Jak legalnie zarobić 2 bańki na czysto w 3 miesiące.
Jeszcze parę dni temu tytuł tego felietonu miał brzmieć Jak legalnie zarobić bańkę na czysto w rok, ale życie nabrało takiego tempa, że wartości na osi czasu zmalały, a na osi dochodów wzrosły, ale to nie moja wina ani zasługa, o czym przekonacie się Państwo w dalszej części mojego tekstu.
Wracając do tytułowego pytania, już słyszę Państwa odpowiedzi, a brzmią one tak:
grać 3 miesiące w totolotka i wygrać!
Owszem, można , ale to byłoby troszkę skomplikowane i bez gwarancji, choć ten ostatni warunek przestaje być tak rygorystycznym, po tym, jak w loterii paragonowej zupełnie przypadkowo samochód wygrała znajoma minister odpowiedzialnej za tę loterię.

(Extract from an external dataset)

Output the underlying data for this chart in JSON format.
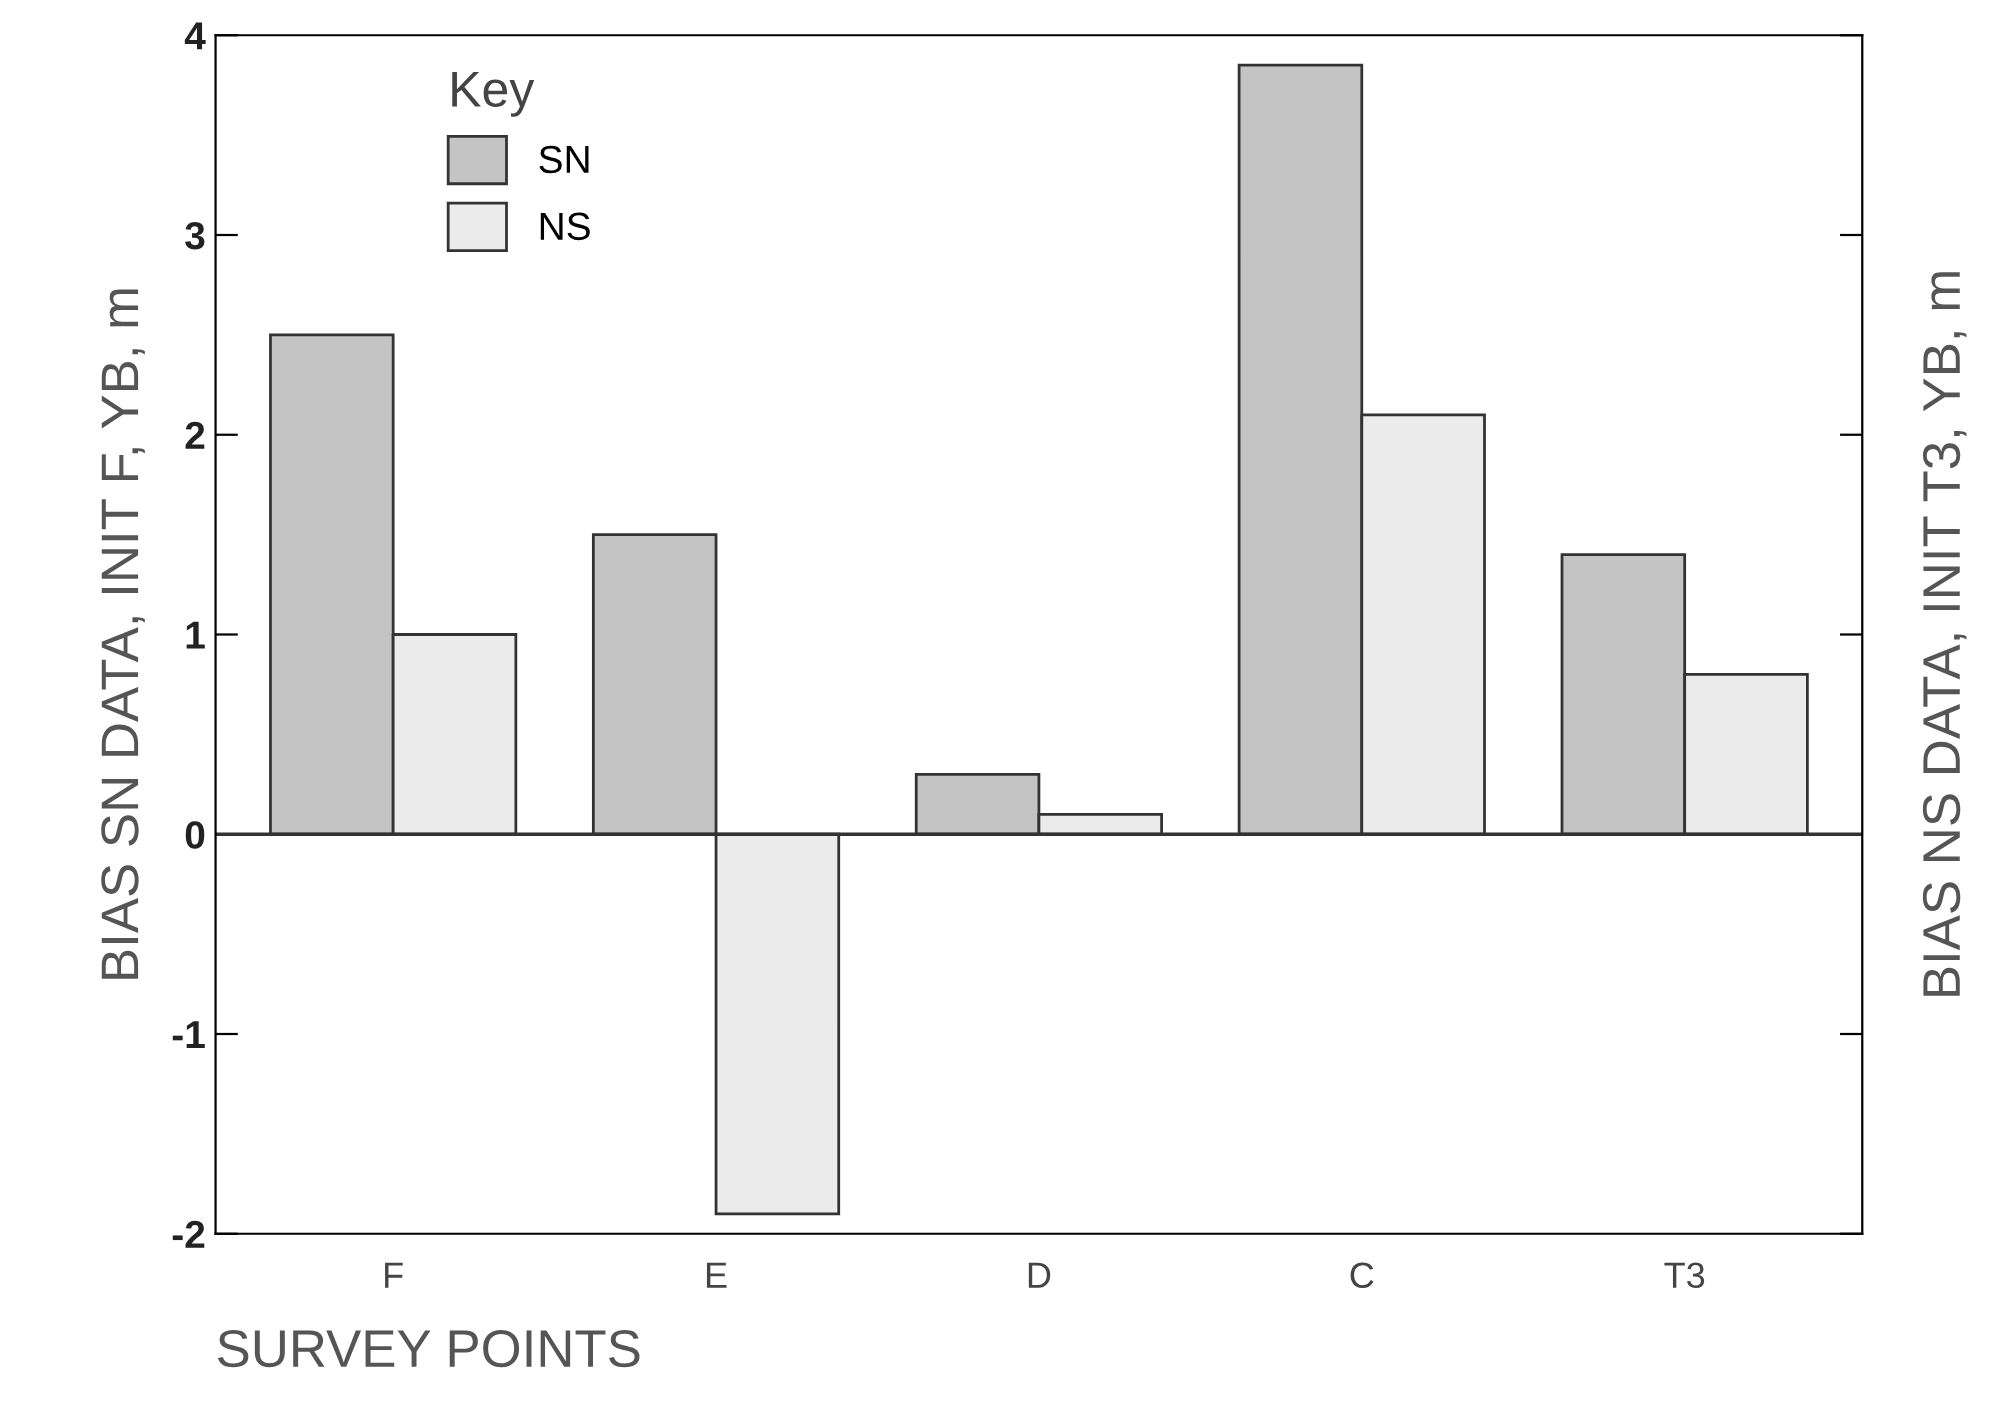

Ale nie wykluczam, że ktoś z czytających ten tekst (a wiem, że czytają mnie ludzie różni) takim znajomym jest.
Inna odpowiedź, którą tu słyszę (bo ja mam ucho skrzypka – doskonałe) to taka:
obrabować bank!
I to też jest dobra odpowiedź, ale pozwolę sobie zauważyć, że dożyliśmy czasów, gdy to banki rabują klientów, a nie klienci banki.
No dobrze, skoro mowa o szybkim zarobieniu milionów drażnić Czytelników nie wypada, bo znów na mnie naskarżą komu trzeba, więc póki nie naskarżą - spieszę z odpowiedzią:
trzeba pójść do warszawskiego magistratu, poprosić i dadzą!
Jak to zrobić?
A tak to:
- Dzień dobry Pani!
- A dzień dobry, dzień dobry! Czym mogę służyć?

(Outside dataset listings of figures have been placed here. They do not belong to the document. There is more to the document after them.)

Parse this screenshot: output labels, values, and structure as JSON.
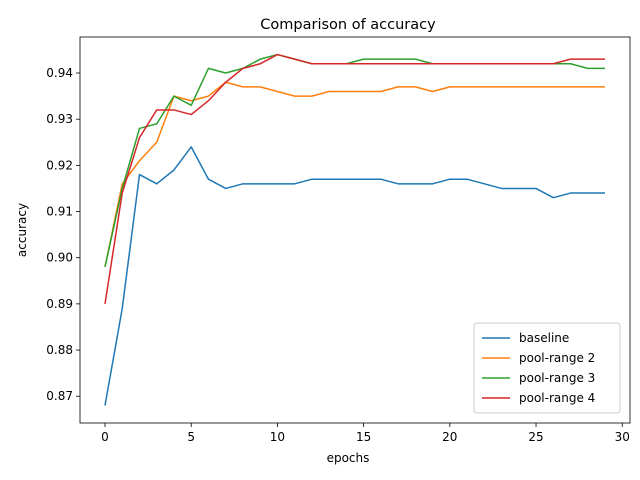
{
  "chart_data": {
    "type": "line",
    "title": "Comparison of accuracy",
    "xlabel": "epochs",
    "ylabel": "accuracy",
    "xlim": [
      -1.45,
      30.45
    ],
    "ylim": [
      0.8642,
      0.9478
    ],
    "xticks": [
      0,
      5,
      10,
      15,
      20,
      25,
      30
    ],
    "yticks": [
      0.87,
      0.88,
      0.89,
      0.9,
      0.91,
      0.92,
      0.93,
      0.94
    ],
    "grid": false,
    "legend_position": "lower-right",
    "x": [
      0,
      1,
      2,
      3,
      4,
      5,
      6,
      7,
      8,
      9,
      10,
      11,
      12,
      13,
      14,
      15,
      16,
      17,
      18,
      19,
      20,
      21,
      22,
      23,
      24,
      25,
      26,
      27,
      28,
      29
    ],
    "series": [
      {
        "name": "baseline",
        "color": "#1f77b4",
        "values": [
          0.868,
          0.889,
          0.918,
          0.916,
          0.919,
          0.924,
          0.917,
          0.915,
          0.916,
          0.916,
          0.916,
          0.916,
          0.917,
          0.917,
          0.917,
          0.917,
          0.917,
          0.916,
          0.916,
          0.916,
          0.917,
          0.917,
          0.916,
          0.915,
          0.915,
          0.915,
          0.913,
          0.914,
          0.914,
          0.914
        ]
      },
      {
        "name": "pool-range 2",
        "color": "#ff7f0e",
        "values": [
          0.898,
          0.916,
          0.921,
          0.925,
          0.935,
          0.934,
          0.935,
          0.938,
          0.937,
          0.937,
          0.936,
          0.935,
          0.935,
          0.936,
          0.936,
          0.936,
          0.936,
          0.937,
          0.937,
          0.936,
          0.937,
          0.937,
          0.937,
          0.937,
          0.937,
          0.937,
          0.937,
          0.937,
          0.937,
          0.937
        ]
      },
      {
        "name": "pool-range 3",
        "color": "#2ca02c",
        "values": [
          0.898,
          0.915,
          0.928,
          0.929,
          0.935,
          0.933,
          0.941,
          0.94,
          0.941,
          0.943,
          0.944,
          0.943,
          0.942,
          0.942,
          0.942,
          0.943,
          0.943,
          0.943,
          0.943,
          0.942,
          0.942,
          0.942,
          0.942,
          0.942,
          0.942,
          0.942,
          0.942,
          0.942,
          0.941,
          0.941
        ]
      },
      {
        "name": "pool-range 4",
        "color": "#d62728",
        "values": [
          0.89,
          0.914,
          0.926,
          0.932,
          0.932,
          0.931,
          0.934,
          0.938,
          0.941,
          0.942,
          0.944,
          0.943,
          0.942,
          0.942,
          0.942,
          0.942,
          0.942,
          0.942,
          0.942,
          0.942,
          0.942,
          0.942,
          0.942,
          0.942,
          0.942,
          0.942,
          0.942,
          0.943,
          0.943,
          0.943
        ]
      }
    ]
  }
}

- Ach, drobiazgiem zupełnym!
Chciałbym zarobić na czysto 2 bańki w 3 miesiące!
- Ależ nie ma sprawy!
My wspieramy projekty innowacyjne, bo my jesteśmy jak to mówią, otwarci.
Tu, na Krakowskim Przedmieściu jest taki lokal.
Proszę go kupić za 1 milion i po 3 miesiącach wystarczy go sprzedać za miliony 3, i ma Pan te 2 bańki.
- Ale ja nie mam na dzień dobry 1 miliona!!!
- Ojtam ojtam
To nie jest problem:
wystarczy kupić to mieszkanie na Ochocie za pół bańki i po 2 latach sprzedać je za bańki półtorej i ma pan na „wsad”.
- Tak bez przetargu?!
- A po co przetarg? Przecież tu sami swoi!
- Ale ja nie mogę tyle czasu czekać, chciałbym szybciutko sobie tę rezydencję w Kostaryce kupić i wyjechać z tego pieprzonego, pisowskiego kraju!
- Rozumiem...
Przecież może Pan pożyczyć tę bańkę od tego pana, co już wcześniej zarobił na Ordynackiej w ten sposób i właśnie się pakuje na Seszele...
to chyba pański znajomy?
- Ależ oczywiście! My tu się wszyscy znamy, jak to mówią, od pokoleń!
Tylko... czy to jest legalne?!
- Ooo... u nas wszystko jest legalne – to stolica jest! To jest nawet, jak to Pan Rywin do Pana Michnika powiedział – koszerne!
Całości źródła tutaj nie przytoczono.